A Associação Regional de Desenvolvimento do Alto Lima – ARDAL/Porta do Mezio viu aprovado, recentemente, o seu projeto “Vozes das pedras: promoção e valorização da Área Arqueológica do Mezio-Gião”, segundo nota publicada no Programa Operacional Regional do Norte, através da Autoridade de Gestão do Norte 2020.

Ao programa de intervenção, com um investimento elegível de quase 349 mil euros, foi confiado um apoio de, sensivelmente, 297 mil euros, dinheiro proveniente dos Fundos Europeus Estruturais e do Investimento, no âmbito do Programa Operacional Regional do Norte (Portugal 2020), patrocinado pelo Fundo Europeu de Desenvolvimento Regional (FEDER).

À Área Arqueológica está associado, por exemplo, o conjunto de rochas sinalizadas no espaço de arte rupestre do Gião, assim como o núcleo Megalítico Pré-histórico do Mezio, o qual é constituído por cerca de uma dezena de monumentos.
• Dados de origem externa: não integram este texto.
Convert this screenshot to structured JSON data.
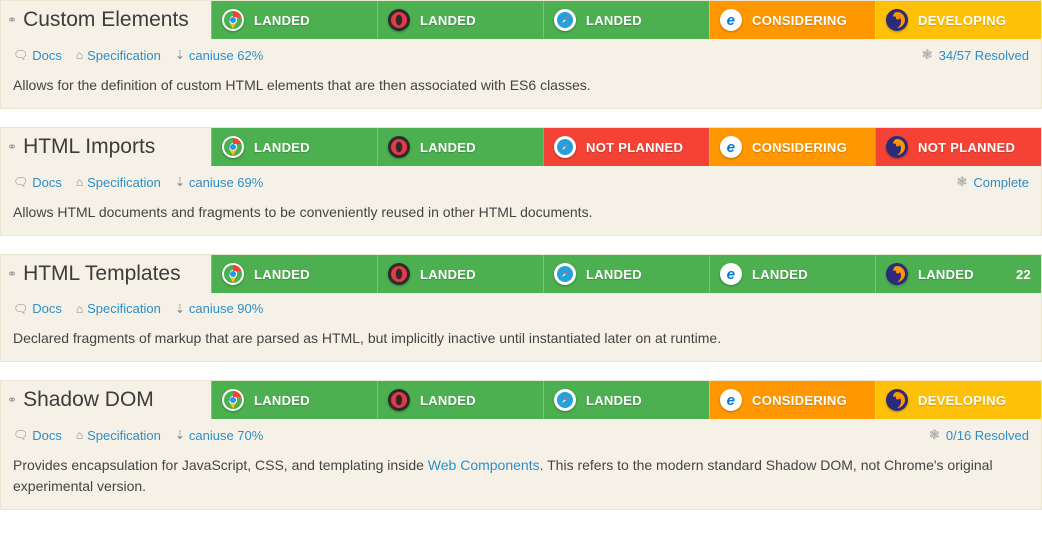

As mamoas, elementos principais do rico legado, eram, maioritariamente, “construídas e utilizadas como locais de enterramento e de ritual no período entre os meados do quinto e o final do terceiro milénio antes de Cristo”, no decorrer do “denominado Neolítico e Calcolítico (Idade do cobre)”, segundo nota explicativa inscrita no painel colocado na referida Área.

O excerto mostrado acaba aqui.